Propagation of Iterator Kind


#21

I think I see now; you are trying to make the optimizations of InfiniteIterator transparent, so that the benefits are received even when using the standard iterator API. To be honest, I hadn’t even thought that far ahead!

What I was talking about in the sentence that leonardo quoted was the problem that having InfiniteIterator will end up requiring at least two extremely-similar looking impls for many iterators. For instance, here’s an iterator that takes two sorted iterators of Item=<(usize, _)> and produces pairs from the matching indices:

impl<A,B,T,U> Iterator for SparseIntersection<A,B>
 where A: Iterator<Item=(usize,T)>,
       B: Iterator<Item=(usize,U)>,
{
    type Item = (usize,(T,U));
    fn next(&mut self) -> Option<Self::Item> {
        let &mut SparseIntersection { ref mut a, ref mut b } = self;
        if let (Some((i0,a0)),Some((k0,b0))) = (a.next(),b.next()) {
            let (mut icur,mut acur) = (i0,a0);
            let (mut kcur,mut bcur) = (k0,b0);
            loop {
                // scan to an index present in both vectors
                while icur < kcur {
                    if let Some((inext,anext)) = a.next() { acur = anext; icur = inext; }
                    else { return None } // stop immediately if either iterator ends
                }
                while kcur < icur {
                    if let Some((knext,bnext)) = b.next() { bcur = bnext; kcur = knext; }
                    else { return None }
                }
                // at this point, kcur >= icur
                if icur == kcur {
                    return Some((icur, (acur,bcur)));
                }
            }
        // at least one iterator had no elements remaining
        } else {
            None
        }
    }

    #[inline]
    fn size_hint(&self) -> (usize, Option<usize>) {
        let (_, aupper) = self.a.size_hint();
        let (_, bupper) = self.b.size_hint();
        (0, ::std::cmp::min(aupper,bupper)) // any number of items may not match, so no lower bound
    }
}

This is infinite when both inputs are infinite. Let’s implement InfiniteIterator for it:

impl<A,B,T,U> InfiniteIterator for SparseIntersection<A,B>
 where A: InfiniteIterator<Item=(usize,T)>,
       B: InfiniteIterator<Item=(usize,U)>,
{
    type Item = (usize,(T,U));
    fn nooxt(&mut self) -> Self::Item {
        let &mut SparseIntersection { ref mut a, ref mut b } = self;
        let ((i0,a0),(k0,b0)) = (a.nooxt(),b.nooxt());
        let (mut icur,mut acur) = (i0,a0);
        let (mut kcur,mut bcur) = (k0,b0);
        loop {
            // scan to an index present in both vectors
            while icur < kcur {
                let (inext,anext) = a.nooxt();
                acur = anext; icur = inext;
            }
            while kcur < icur {
                let (knext,bnext) = b.nooxt();
                bcur = bnext; kcur = knext;
            }
            // at this point, kcur >= icur
            if icur == kcur {
                return (icur, (acur,bcur));
            }
        }
    }
}

Writing the method was easy; I just copied, pasted, and collapsed the if lets. The true burden lies in maintaining it:

  • We have a strikingly similar method to the first one…
  • …which differs in ways that are not simple to factor out without obscuring the logic…
  • …which clearly requires a wide gamut of unit tests if it is not factored…
  • …and it will be nontrivial to derive said unit tests from those that already exist for next.

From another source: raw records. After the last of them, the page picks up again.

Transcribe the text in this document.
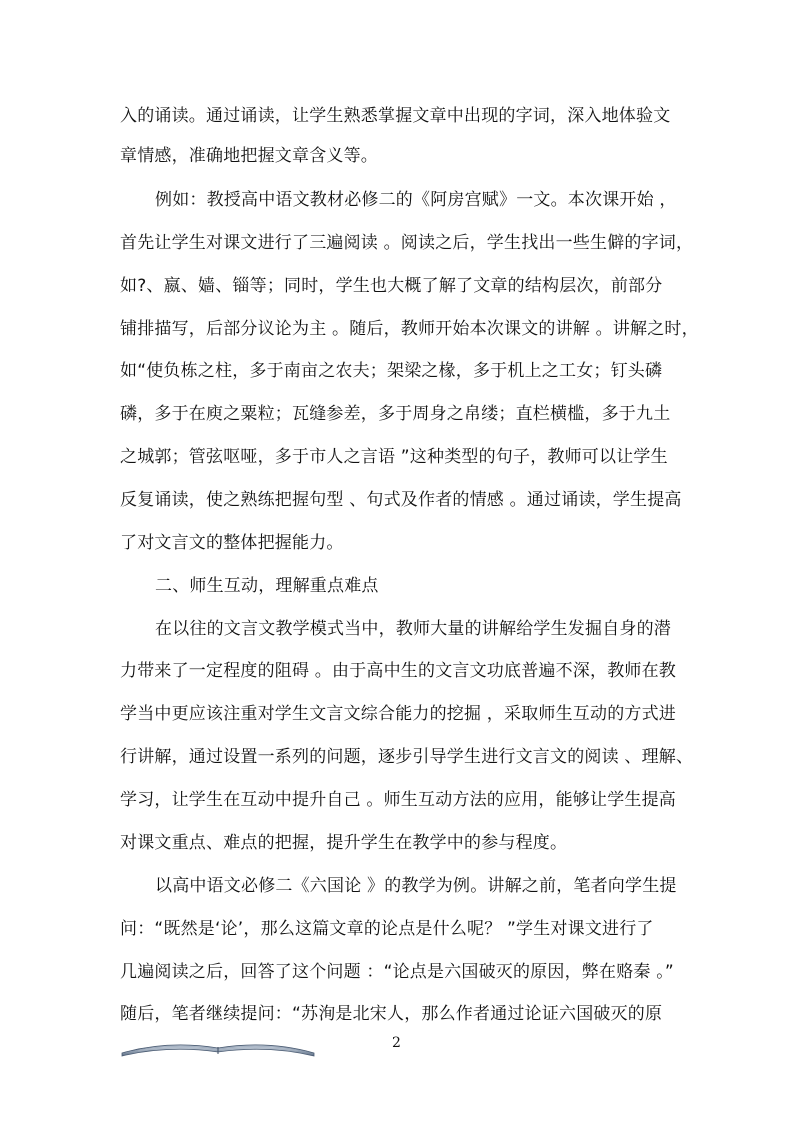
入的诵读。通过诵读，让学生熟悉掌握文章中出现的字词，深入地体验文
章情感，准确地把握文章含义等。
例如：教授高中语文教材必修二的《阿房宫赋》一文。本次课开始 ，
首先让学生对课文进行了三遍阅读 。阅读之后，学生找出一些生僻的字词，
如?、嬴、嫱、锱等；同时，学生也大概了解了文章的结构层次，前部分
铺排描写，后部分议论为主 。随后，教师开始本次课文的讲解 。讲解之时，
如“使负栋之柱，多于南亩之农夫；架梁之椽，多于机上之工女；钉头磷
磷，多于在庾之粟粒；瓦缝参差，多于周身之帛缕；直栏横槛，多于九土
之城郭；管弦呕哑，多于市人之言语 ”这种类型的句子，教师可以让学生
反复诵读，使之熟练把握句型 、句式及作者的情感 。通过诵读，学生提高
了对文言文的整体把握能力。
二、师生互动，理解重点难点
在以往的文言文教学模式当中，教师大量的讲解给学生发掘自身的潜
力带来了一定程度的阻碍 。由于高中生的文言文功底普遍不深，教师在教
学当中更应该注重对学生文言文综合能力的挖掘 ，采取师生互动的方式进
行讲解，通过设置一系列的问题，逐步引导学生进行文言文的阅读 、理解、
学习，让学生在互动中提升自己 。师生互动方法的应用，能够让学生提高
对课文重点、难点的把握，提升学生在教学中的参与程度。
以高中语文必修二《六国论 》的教学为例。讲解之前，笔者向学生提
问：“既然是‘论’，那么这篇文章的论点是什么呢？ ”学生对课文进行了
几遍阅读之后，回答了这个问题 ：“论点是六国破灭的原因，弊在赂秦 。”
随后，笔者继续提问：“苏洵是北宋人，那么作者通过论证六国破灭的原
2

These are many of the same reasons which make next_back impls rightfully scary, although the differences between next and next_back are often at least easier to factor out (and the payoff is far greater!)

SparseIntersection has a sister function SparseUnion, which is infinite when either input iterator is infinite. Even assuming that coherence weren’t an issue, the algorithm would need to be implemented four times (one Iterator plus three impl InfiniteIterators) to have unambiguous implementations under a lattice rule. A scenario such as that calls for some… creative refactorizations. (which I can very well imagine might involve macros and Always<T>)